A former Minister of the Federal Capital Territory (FCT) Jumoke Akinjide has accused the Economic and Financial Crimes Commission (EFCC) of coercing her to return the N650million that she is accused of laundering.
She prayed Justice Chukeujekwu Aneke of the Federal High Court in Lagos to compel the anti-graft agency to return the money to her.
The EFCC is prosecuting Akinjide alongside two Peoples Democratic Party (PDP) chieftains, Ayo Adeseun and Olanrewaju Otiti, for an alleged fraud of N650m.
The anti-graft agency alleged that she collected N650m from a former Minister of Petroleum Resources, Mrs.
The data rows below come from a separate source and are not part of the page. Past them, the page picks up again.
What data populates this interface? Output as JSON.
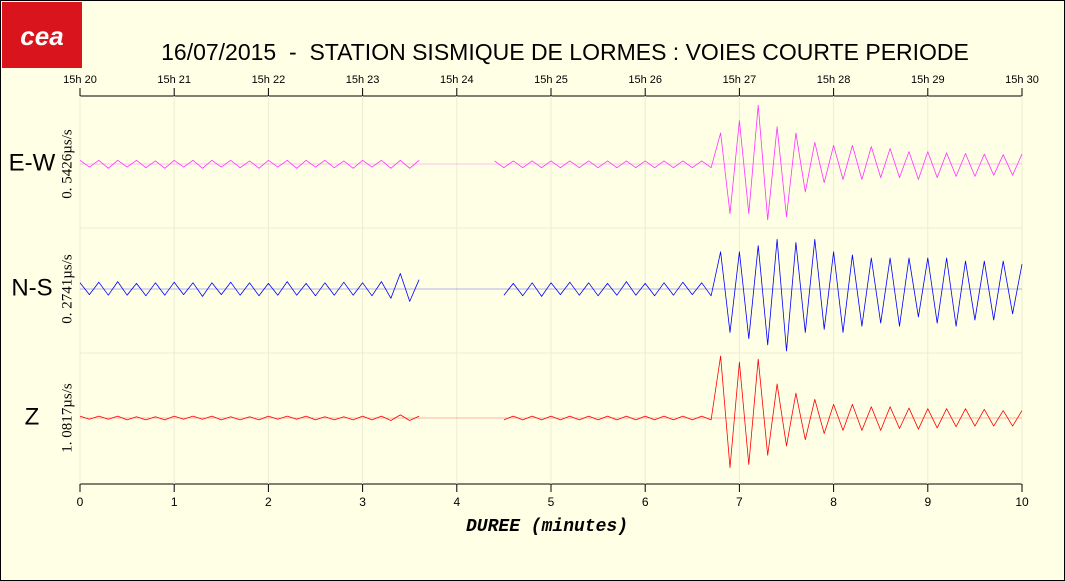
{
  "logo": "cea",
  "chart_data": {
    "type": "seismogram",
    "title": "16/07/2015  -  STATION SISMIQUE DE LORMES : VOIES COURTE PERIODE",
    "xlabel": "DUREE (minutes)",
    "xlim": [
      0,
      10
    ],
    "xticks": [
      0,
      1,
      2,
      3,
      4,
      5,
      6,
      7,
      8,
      9,
      10
    ],
    "x2ticks": [
      {
        "value": 0,
        "label": "15h 20"
      },
      {
        "value": 1,
        "label": "15h 21"
      },
      {
        "value": 2,
        "label": "15h 22"
      },
      {
        "value": 3,
        "label": "15h 23"
      },
      {
        "value": 4,
        "label": "15h 24"
      },
      {
        "value": 5,
        "label": "15h 25"
      },
      {
        "value": 6,
        "label": "15h 26"
      },
      {
        "value": 7,
        "label": "15h 27"
      },
      {
        "value": 8,
        "label": "15h 28"
      },
      {
        "value": 9,
        "label": "15h 29"
      },
      {
        "value": 10,
        "label": "15h 30"
      }
    ],
    "ylim": [
      -1,
      1
    ],
    "grid": true,
    "x": [
      0,
      0.1,
      0.2,
      0.3,
      0.4,
      0.5,
      0.6,
      0.7,
      0.8,
      0.9,
      1,
      1.1,
      1.2,
      1.3,
      1.4,
      1.5,
      1.6,
      1.7,
      1.8,
      1.9,
      2,
      2.1,
      2.2,
      2.3,
      2.4,
      2.5,
      2.6,
      2.7,
      2.8,
      2.9,
      3,
      3.1,
      3.2,
      3.3,
      3.4,
      3.5,
      3.6,
      3.7,
      3.8,
      3.9,
      4,
      4.1,
      4.2,
      4.3,
      4.4,
      4.5,
      4.6,
      4.7,
      4.8,
      4.9,
      5,
      5.1,
      5.2,
      5.3,
      5.4,
      5.5,
      5.6,
      5.7,
      5.8,
      5.9,
      6,
      6.1,
      6.2,
      6.3,
      6.4,
      6.5,
      6.6,
      6.7,
      6.8,
      6.9,
      7,
      7.1,
      7.2,
      7.3,
      7.4,
      7.5,
      7.6,
      7.7,
      7.8,
      7.9,
      8,
      8.1,
      8.2,
      8.3,
      8.4,
      8.5,
      8.6,
      8.7,
      8.8,
      8.9,
      9,
      9.1,
      9.2,
      9.3,
      9.4,
      9.5,
      9.6,
      9.7,
      9.8,
      9.9,
      10
    ],
    "series": [
      {
        "name": "E-W",
        "scale_label": "0. 5426µs/s",
        "color": "#ff33ff",
        "values": [
          0.06,
          0.05,
          0.06,
          0.07,
          0.06,
          0.05,
          0.06,
          0.06,
          0.05,
          0.07,
          0.06,
          0.05,
          0.06,
          0.07,
          0.06,
          0.05,
          0.06,
          0.06,
          0.05,
          0.07,
          0.06,
          0.05,
          0.06,
          0.07,
          0.06,
          0.05,
          0.06,
          0.06,
          0.05,
          0.07,
          0.06,
          0.05,
          0.06,
          0.07,
          0.06,
          0.07,
          0.06,
          null,
          null,
          null,
          null,
          null,
          null,
          null,
          0.05,
          0.06,
          0.05,
          0.06,
          0.05,
          0.06,
          0.05,
          0.06,
          0.05,
          0.06,
          0.05,
          0.06,
          0.05,
          0.06,
          0.05,
          0.06,
          0.05,
          0.06,
          0.05,
          0.06,
          0.05,
          0.06,
          0.05,
          0.06,
          0.5,
          0.8,
          0.7,
          0.8,
          0.95,
          0.9,
          0.6,
          0.85,
          0.5,
          0.45,
          0.35,
          0.3,
          0.3,
          0.25,
          0.3,
          0.25,
          0.28,
          0.22,
          0.25,
          0.22,
          0.2,
          0.25,
          0.2,
          0.22,
          0.18,
          0.2,
          0.17,
          0.2,
          0.16,
          0.18,
          0.15,
          0.18,
          0.16
        ]
      },
      {
        "name": "N-S",
        "scale_label": "0. 2741µs/s",
        "color": "#0000ff",
        "values": [
          0.1,
          0.09,
          0.11,
          0.1,
          0.12,
          0.1,
          0.09,
          0.11,
          0.1,
          0.1,
          0.11,
          0.09,
          0.1,
          0.12,
          0.1,
          0.09,
          0.11,
          0.1,
          0.1,
          0.11,
          0.09,
          0.1,
          0.12,
          0.1,
          0.09,
          0.11,
          0.1,
          0.1,
          0.11,
          0.1,
          0.1,
          0.11,
          0.12,
          0.15,
          0.25,
          0.2,
          0.15,
          null,
          null,
          null,
          null,
          null,
          null,
          null,
          null,
          0.1,
          0.09,
          0.11,
          0.1,
          0.12,
          0.1,
          0.09,
          0.11,
          0.1,
          0.1,
          0.11,
          0.09,
          0.1,
          0.12,
          0.1,
          0.09,
          0.11,
          0.1,
          0.1,
          0.11,
          0.09,
          0.1,
          0.11,
          0.6,
          0.7,
          0.6,
          0.8,
          0.7,
          0.9,
          0.8,
          1.0,
          0.75,
          0.7,
          0.8,
          0.65,
          0.6,
          0.7,
          0.55,
          0.6,
          0.5,
          0.55,
          0.5,
          0.6,
          0.5,
          0.45,
          0.5,
          0.55,
          0.5,
          0.6,
          0.45,
          0.5,
          0.45,
          0.5,
          0.45,
          0.4,
          0.4
        ]
      },
      {
        "name": "Z",
        "scale_label": "1. 0817µs/s",
        "color": "#ff0000",
        "values": [
          0.03,
          0.02,
          0.03,
          0.02,
          0.03,
          0.03,
          0.02,
          0.03,
          0.02,
          0.03,
          0.03,
          0.02,
          0.03,
          0.02,
          0.03,
          0.03,
          0.02,
          0.03,
          0.02,
          0.03,
          0.03,
          0.02,
          0.03,
          0.02,
          0.03,
          0.03,
          0.02,
          0.03,
          0.02,
          0.03,
          0.03,
          0.03,
          0.03,
          0.04,
          0.05,
          0.04,
          0.03,
          null,
          null,
          null,
          null,
          null,
          null,
          null,
          null,
          0.03,
          0.03,
          0.03,
          0.03,
          0.03,
          0.03,
          0.03,
          0.03,
          0.03,
          0.03,
          0.03,
          0.03,
          0.03,
          0.03,
          0.03,
          0.03,
          0.03,
          0.03,
          0.03,
          0.03,
          0.03,
          0.03,
          0.03,
          1.0,
          0.8,
          0.9,
          0.75,
          0.95,
          0.6,
          0.55,
          0.45,
          0.4,
          0.35,
          0.3,
          0.25,
          0.22,
          0.2,
          0.22,
          0.2,
          0.18,
          0.2,
          0.18,
          0.17,
          0.16,
          0.18,
          0.15,
          0.16,
          0.15,
          0.14,
          0.15,
          0.13,
          0.14,
          0.13,
          0.12,
          0.13,
          0.12
        ]
      }
    ]
  }
}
Diezani Alison-Madueke, in the build-up to the 2015 general elections.
But in a fresh application by her lawyer, Chief Bolaji Ayorinde (SAN), Akinjide said she had already been coerced by the EFCC to return the N650m.
She prayed the court to quash the charges against her for being an abuse of court processes adding that no prima facie case of fraud was disclosed against her in the proof of evidence filed before the court by the EFCC.
Akinjide said contrary to the claim by the EFCC that she collected N650m from Diezani, the money was actually from the fundraiser organised by the Peoples Democratic Party to fund the re-election campaign of then President Goodluck Jonathan and Vice-President Namadi Sambo.
She argued that the EFCC was aware that such fundraising was legal and normal under the Electoral Act 2010; and that the All Progressives Congress also conducted a similar fundraiser and realised N50bn, which it used to fund the electioneering campaign of its presidential candidate, Muhammadu Buhari, and his running mate, Prof Yemi Osinbajo.
She said while PDP members were being “harassed, charged or prosecuted” over the money realised from its fundraiser, “none of the members or candidates of the APC was charged from the conclusion of the 2015 general elections till date on the basis of the N50bn fundraising.”
Akinjide said she handled the N650m in her capacity as the Oyo State Coordinator of the Goodluck/Sambo presidential election campaign in Oyo State, adding that “the money was distributed to various groups and sub-coordinators of the PDP in Oyo State as directed by the party in order that the funds may be further distributed to party agents and other workers in the campaign organisation.”
“No single individual received sums in excess of N5m from this political chest,” she said.
She, however, lamented that “soon after the election and the inauguration of a new administration controlled by the APC at the federal level, the respondent (EFCC) was unleashed on leaders of the PDP under the guise of the now well-known ‘fight against corruption’ – which many Nigerians have come to perceive as a persecution of PDP leaders by the APC-controlled administration of the Federal Government of Nigeria.”
Akinjide prayed the court to acquit and discharge her of the fraud charges filed against her by the EFCC.